Sports

No playing out string in honor-rich NHL

The NHL wants to be like the NFL, and I guess which league wouldn’t aspire to be granted the kind of sacred cow status pro football has mysteriously and regrettably achieved in this country?

Last weekend, however, in what was one of the great final weekends in NHL history, hockey reached a status the NFL wouldn’t even recognize.

It was a weekend showcasing the integrity of the athletes who are the fabric of the sport, and the integrity of coaches and front offices around the league that recognized their responsibility to compete when nothing was on the line for their own respective teams but everything was at stake for their opponents.

Not only was there nothing at stake for the Lightning when they played the Hurricanes last Saturday night, or for the Red Wings when they played the Blackhawks last Sunday afternoon in win-and-in games for their foes, there was risk of injury involved for the clubs that had already clinched playoff berths.

Yet Tampa Bay’s organization, beginning with Steve Yzerman at the top and straight through the coaching staff and the roster, recognized its greater responsibility to the game than to selfish interests. And so the Lightning competed, every one of them — including Marty St. Louis and Vincent Lecavalier — and they took out the Hurricanes in Raleigh, N.C., thus opening the playoff door for the Rangers.

And Detroit, starting with Ken Holland and running straight through the championship pedigree of that organization, recognized its obligation as well — though the chance to KO the Cup champ Blackhawks was an obvious bonus — in going to the mat to beat Chicago in overtime when the Wings might have taken the day off to get ready for the first round against the Ducks.

Plus, in a slightly different scenario, there were the Devils winning an entirely meaningless Game 82 at home against the Bruins that cost the team two spots on the Entry Draft ladder.
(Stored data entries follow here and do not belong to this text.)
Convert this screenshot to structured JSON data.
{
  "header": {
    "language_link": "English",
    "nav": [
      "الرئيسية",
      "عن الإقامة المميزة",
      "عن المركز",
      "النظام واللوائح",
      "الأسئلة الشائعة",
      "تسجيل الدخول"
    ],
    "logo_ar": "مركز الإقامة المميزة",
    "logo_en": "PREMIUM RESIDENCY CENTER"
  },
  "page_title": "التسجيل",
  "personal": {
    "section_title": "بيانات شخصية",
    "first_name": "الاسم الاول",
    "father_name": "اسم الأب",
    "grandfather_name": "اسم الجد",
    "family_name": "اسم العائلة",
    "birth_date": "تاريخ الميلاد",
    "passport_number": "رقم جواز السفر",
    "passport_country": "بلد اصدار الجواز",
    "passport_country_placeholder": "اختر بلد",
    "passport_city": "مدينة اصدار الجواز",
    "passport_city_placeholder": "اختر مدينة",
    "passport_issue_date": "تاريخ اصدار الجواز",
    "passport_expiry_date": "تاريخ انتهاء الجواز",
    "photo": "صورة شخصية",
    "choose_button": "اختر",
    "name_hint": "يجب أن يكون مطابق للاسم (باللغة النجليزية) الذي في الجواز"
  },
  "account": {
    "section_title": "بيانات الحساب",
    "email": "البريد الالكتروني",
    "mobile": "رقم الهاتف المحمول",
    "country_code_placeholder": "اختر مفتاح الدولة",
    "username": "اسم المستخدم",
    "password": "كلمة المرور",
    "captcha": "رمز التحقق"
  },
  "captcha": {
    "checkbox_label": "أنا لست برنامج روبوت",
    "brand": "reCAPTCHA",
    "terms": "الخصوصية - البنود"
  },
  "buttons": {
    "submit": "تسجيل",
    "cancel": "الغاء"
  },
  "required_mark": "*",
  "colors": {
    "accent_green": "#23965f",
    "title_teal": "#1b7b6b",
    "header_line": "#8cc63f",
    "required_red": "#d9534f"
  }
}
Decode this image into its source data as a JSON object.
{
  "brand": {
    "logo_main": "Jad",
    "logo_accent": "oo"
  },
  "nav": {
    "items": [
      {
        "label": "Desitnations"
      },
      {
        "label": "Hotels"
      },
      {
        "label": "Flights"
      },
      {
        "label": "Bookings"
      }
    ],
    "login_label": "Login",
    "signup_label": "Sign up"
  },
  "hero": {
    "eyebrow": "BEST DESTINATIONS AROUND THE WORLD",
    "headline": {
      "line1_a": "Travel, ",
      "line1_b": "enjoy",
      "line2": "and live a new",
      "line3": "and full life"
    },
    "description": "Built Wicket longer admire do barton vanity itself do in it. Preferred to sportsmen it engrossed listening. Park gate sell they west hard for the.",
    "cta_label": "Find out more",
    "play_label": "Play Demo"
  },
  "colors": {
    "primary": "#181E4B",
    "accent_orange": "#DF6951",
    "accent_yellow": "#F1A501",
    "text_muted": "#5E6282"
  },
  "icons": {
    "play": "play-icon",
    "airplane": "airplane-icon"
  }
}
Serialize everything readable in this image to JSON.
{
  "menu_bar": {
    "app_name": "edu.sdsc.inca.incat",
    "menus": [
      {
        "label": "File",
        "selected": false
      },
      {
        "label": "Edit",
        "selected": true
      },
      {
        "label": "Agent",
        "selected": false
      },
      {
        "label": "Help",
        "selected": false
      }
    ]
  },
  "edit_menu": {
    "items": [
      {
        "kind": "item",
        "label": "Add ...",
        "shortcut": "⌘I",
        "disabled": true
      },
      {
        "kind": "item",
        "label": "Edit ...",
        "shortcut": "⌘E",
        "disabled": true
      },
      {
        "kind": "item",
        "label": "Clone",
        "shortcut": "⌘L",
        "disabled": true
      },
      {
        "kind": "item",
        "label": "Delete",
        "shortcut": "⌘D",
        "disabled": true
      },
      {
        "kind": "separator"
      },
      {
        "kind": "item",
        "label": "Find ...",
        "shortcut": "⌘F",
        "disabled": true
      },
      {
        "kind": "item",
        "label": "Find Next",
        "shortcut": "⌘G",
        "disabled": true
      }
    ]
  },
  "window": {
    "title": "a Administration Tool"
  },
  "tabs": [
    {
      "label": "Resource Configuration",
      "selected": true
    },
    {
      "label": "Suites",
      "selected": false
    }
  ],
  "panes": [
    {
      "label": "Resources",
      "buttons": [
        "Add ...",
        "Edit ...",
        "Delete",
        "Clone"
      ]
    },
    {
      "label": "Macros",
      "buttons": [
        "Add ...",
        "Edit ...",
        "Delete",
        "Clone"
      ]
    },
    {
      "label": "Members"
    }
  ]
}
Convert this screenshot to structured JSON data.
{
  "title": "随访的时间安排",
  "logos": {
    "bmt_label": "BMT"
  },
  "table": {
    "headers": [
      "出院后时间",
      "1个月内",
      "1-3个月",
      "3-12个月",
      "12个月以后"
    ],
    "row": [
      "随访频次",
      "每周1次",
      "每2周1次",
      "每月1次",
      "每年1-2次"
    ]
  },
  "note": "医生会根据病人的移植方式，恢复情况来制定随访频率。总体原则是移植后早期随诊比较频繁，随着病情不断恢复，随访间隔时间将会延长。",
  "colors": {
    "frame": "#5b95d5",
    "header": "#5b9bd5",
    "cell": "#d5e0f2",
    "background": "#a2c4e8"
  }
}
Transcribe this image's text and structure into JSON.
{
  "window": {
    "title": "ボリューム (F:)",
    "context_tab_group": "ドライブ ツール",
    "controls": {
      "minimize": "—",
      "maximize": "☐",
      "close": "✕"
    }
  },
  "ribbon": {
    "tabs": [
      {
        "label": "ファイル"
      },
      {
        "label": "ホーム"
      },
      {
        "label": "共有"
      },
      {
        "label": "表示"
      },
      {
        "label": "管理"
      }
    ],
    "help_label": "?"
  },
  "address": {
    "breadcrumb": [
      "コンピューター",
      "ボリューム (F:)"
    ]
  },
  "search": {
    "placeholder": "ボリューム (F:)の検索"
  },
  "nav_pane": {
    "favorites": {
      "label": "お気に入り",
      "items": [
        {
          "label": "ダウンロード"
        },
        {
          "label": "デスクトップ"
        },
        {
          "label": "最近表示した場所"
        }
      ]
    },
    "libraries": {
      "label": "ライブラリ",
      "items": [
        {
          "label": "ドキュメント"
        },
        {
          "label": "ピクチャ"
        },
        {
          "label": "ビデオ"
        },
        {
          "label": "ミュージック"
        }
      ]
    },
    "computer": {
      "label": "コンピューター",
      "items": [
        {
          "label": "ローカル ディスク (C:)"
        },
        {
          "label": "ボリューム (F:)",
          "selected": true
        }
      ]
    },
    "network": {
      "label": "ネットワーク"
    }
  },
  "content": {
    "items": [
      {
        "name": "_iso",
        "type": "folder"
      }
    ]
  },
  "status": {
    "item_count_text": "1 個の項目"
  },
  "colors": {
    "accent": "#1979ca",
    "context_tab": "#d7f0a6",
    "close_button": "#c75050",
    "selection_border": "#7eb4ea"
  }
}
Proving however, that no good deed goes unrewarded, the Devils a couple of days later “won” the lottery, thus hopscotching up to the fourth overall pick, unless, that is, commissioner Gary Bettman finds that the club circumvented the process.

The NFL would never give you a final weekend like that. The NFL has a 16-game schedule in which teams try until they clinch playoff spots. Then, with league approval, they sit out starters, claiming the risk of injury overrides the integrity of competition. It’s a sorry spectacle; scandalous, even.

Those of us who have covered hockey forever have a love/hate relationship with the game. No league’s operation takes more of a pounding from the people closest to it than does the NHL. The collective bargaining agreement, supplementary discipline, television contracts, they are all fair game.

But fair is fair. Last weekend, the NHL reminded us what it is made of. Last weekend was an advertisement for the league.

Last weekend, history was made.

*

It’s not the hard cap that’s doing in the Blackhawks as much as the bizarre offseason decisions the front office made in coping with the situation.

When GM Stan Bowman, the fellow believed responsible for the previous summer’s offer sheet fiasco that was a significant factor in the post-Cup mess, decided not to sign Antti Niemi but to match on the offer sheet to Niklas Hjalmarsson, sign Marty Turco and then deal Andrew Ladd, well, citing the cap is nothing more than a convenient excuse.

Suggesting Bobby Ryan “stomped” on Jonathon Blum with his skate blade in Friday night’s Game 2 between the Ducks and Predators just the way Chris Pronger did stomp on Ryan Kesler with his skate blade late in 2007-08, or the way Chris Simon did stomp on Jarkko Ruutu earlier that season, is more than a tad ignorant.

Pronger got eight games, a light sentence for the hockey felony he committed. Simon got 30 games for the senseless act he committed in his very first game back after serving a suspension for going medieval on Ryan Hollweg.

I’d have given Ryan one game, but certainly can live with two-game suspension he received.

*

I’m thinking if the Bruins don’t advance to at least the conference finals, then Lou Lamoriello will have the opportunity this summer to rehire Claude Julien to coach the Devils.

Who, by the way, was it in the Florida organization who decided after training camp that Michael Grabner was not worth keeping around even for a week or two?

When an equally good a case can be made for Vancouver’s Kesler as the Hart Trophy winner as it can for teammate Daniel Sedin, it would seem unlikely either could in reality be the league’s most valuable player, even if The Other Twin does win the award a year after his brother did.

*

Finally, I might pay some attention to criticism of me on Versus if it weren’t delivered by a guy who undermined his own union in 2005.